Endocrine Abstracts

Excess glucocorticoids (GC) promote visceral obesity, hyperlipidemia and insulin resistance. The main regulators of intracellular GC levels are 11β-hydroxysteroid dehydrogenase type 1 (11β-HSD1), which converts inactive GC into bioactive forms such as cortisol in humans and corticosterone in rodents. Therefore, the inhibition of 11β-HSD1 has considerable therapeutic potential for metabolic diseases including obesity and diabetes. Benzofran is a key structure in many biologically active compounds such as benzbromarone, Malibatol A and (+)-liphagal.

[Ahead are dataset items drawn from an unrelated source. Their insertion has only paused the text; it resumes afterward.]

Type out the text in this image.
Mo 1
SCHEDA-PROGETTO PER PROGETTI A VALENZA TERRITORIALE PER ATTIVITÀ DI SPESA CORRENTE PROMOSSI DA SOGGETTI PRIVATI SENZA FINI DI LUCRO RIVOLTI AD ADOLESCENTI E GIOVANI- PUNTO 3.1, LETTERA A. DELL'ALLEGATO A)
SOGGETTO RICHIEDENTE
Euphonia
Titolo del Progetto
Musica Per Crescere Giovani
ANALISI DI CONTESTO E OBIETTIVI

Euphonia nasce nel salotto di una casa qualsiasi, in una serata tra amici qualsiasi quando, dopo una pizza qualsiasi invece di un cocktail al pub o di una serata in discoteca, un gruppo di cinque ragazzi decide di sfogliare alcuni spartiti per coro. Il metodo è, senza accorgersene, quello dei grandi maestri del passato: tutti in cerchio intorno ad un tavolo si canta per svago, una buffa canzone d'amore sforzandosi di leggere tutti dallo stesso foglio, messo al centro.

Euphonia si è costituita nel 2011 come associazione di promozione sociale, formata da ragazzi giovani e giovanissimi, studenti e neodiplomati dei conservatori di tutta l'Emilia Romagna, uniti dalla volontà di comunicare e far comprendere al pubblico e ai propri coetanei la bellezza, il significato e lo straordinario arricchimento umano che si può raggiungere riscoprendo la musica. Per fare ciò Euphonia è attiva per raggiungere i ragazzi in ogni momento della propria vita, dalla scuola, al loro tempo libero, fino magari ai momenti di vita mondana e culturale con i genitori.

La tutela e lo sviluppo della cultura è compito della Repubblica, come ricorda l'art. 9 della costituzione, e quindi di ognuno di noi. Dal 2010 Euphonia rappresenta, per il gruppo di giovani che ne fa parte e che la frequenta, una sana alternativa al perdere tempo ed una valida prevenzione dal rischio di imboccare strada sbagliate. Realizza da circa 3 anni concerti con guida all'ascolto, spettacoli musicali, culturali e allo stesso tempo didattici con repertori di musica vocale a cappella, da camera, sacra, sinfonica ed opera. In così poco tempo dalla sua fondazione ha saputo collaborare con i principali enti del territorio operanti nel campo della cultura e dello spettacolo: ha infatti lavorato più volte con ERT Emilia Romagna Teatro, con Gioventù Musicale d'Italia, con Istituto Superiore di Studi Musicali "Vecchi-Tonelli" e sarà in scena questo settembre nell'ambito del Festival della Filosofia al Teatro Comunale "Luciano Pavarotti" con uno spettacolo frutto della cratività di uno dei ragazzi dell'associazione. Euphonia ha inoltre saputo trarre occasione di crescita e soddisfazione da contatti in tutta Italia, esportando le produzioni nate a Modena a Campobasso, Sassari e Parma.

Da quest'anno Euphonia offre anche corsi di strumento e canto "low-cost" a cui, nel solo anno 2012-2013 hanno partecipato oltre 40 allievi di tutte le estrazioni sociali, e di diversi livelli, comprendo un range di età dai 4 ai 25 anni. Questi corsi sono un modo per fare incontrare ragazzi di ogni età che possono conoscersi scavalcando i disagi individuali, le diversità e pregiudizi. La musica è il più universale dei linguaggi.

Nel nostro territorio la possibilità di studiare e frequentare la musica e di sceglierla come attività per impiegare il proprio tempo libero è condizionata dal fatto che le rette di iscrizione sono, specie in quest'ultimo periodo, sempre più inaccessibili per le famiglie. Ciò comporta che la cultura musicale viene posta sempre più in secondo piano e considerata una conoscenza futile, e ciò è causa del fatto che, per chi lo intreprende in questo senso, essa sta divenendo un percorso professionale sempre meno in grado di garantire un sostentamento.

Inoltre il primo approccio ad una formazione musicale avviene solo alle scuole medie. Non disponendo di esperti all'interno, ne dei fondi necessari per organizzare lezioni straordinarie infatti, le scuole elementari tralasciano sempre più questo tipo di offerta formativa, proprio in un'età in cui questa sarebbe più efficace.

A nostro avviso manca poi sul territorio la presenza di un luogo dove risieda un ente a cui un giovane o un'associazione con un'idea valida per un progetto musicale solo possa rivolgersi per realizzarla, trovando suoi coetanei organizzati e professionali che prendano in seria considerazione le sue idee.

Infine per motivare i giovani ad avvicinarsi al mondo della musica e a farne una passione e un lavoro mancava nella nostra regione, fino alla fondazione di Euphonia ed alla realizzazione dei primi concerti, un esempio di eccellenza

The aim of this study is to investigate the inhibitory effect of benzofuran derivatives on 11β-HSD1. Microsomes were prepared from mesenteric adipose tissue from male Wistar rats. 11β-HSD1 activity was determined by incubation under an NADPH-regenerating system where the incubation medium, MOPS buffer, contained G-6-P (6 mM), NADP+(1 mM), G-6-PDH (0.35 units/ml), and 11-dehydrocorticosterone (1 μM) with and without benzofuran derivatives (Compound 1–14, 50 μM). The reaction was started by the addition of 15 μl of microsomes (1.6 mg protein/ml) and the reactants were incubated at 37°C up to 40 min. Two milliliters of CH₂Cl₂ solution was added to stop the reaction. Corticosterone produced was measured by HPLC. Significant inhibition of 11β-HSD1 activity was observed in compound 1 (57%), 5 (36%), 7 (37%) and 8 (50%) compared with control. Further, we investigated the effect of these compounds on 11β-HSD2 (conversion of corticosterone to 11-dehydrocorticosterone). Compound 7 and 8 did not suppressed 11β-HSD2, whereas compound 1 and 5 inhibited 11β-HSD2 by 18.7 and 56.3%, respectively. Compound 7 and 8 inhibited 11β-HSD1 in time- and dose-dependent manner. Kinetic study revealed that compound 7 (the most potent and selective inhibitor) acted as a non-competitive inhibitor of 11β-HSD1 and the apparent Km value for 11-dehydrocorticosterone was 0.25 μM. These results suggest that compound 7 may exert its inhibitory effect by interacting with the enzyme 11β-HSD1.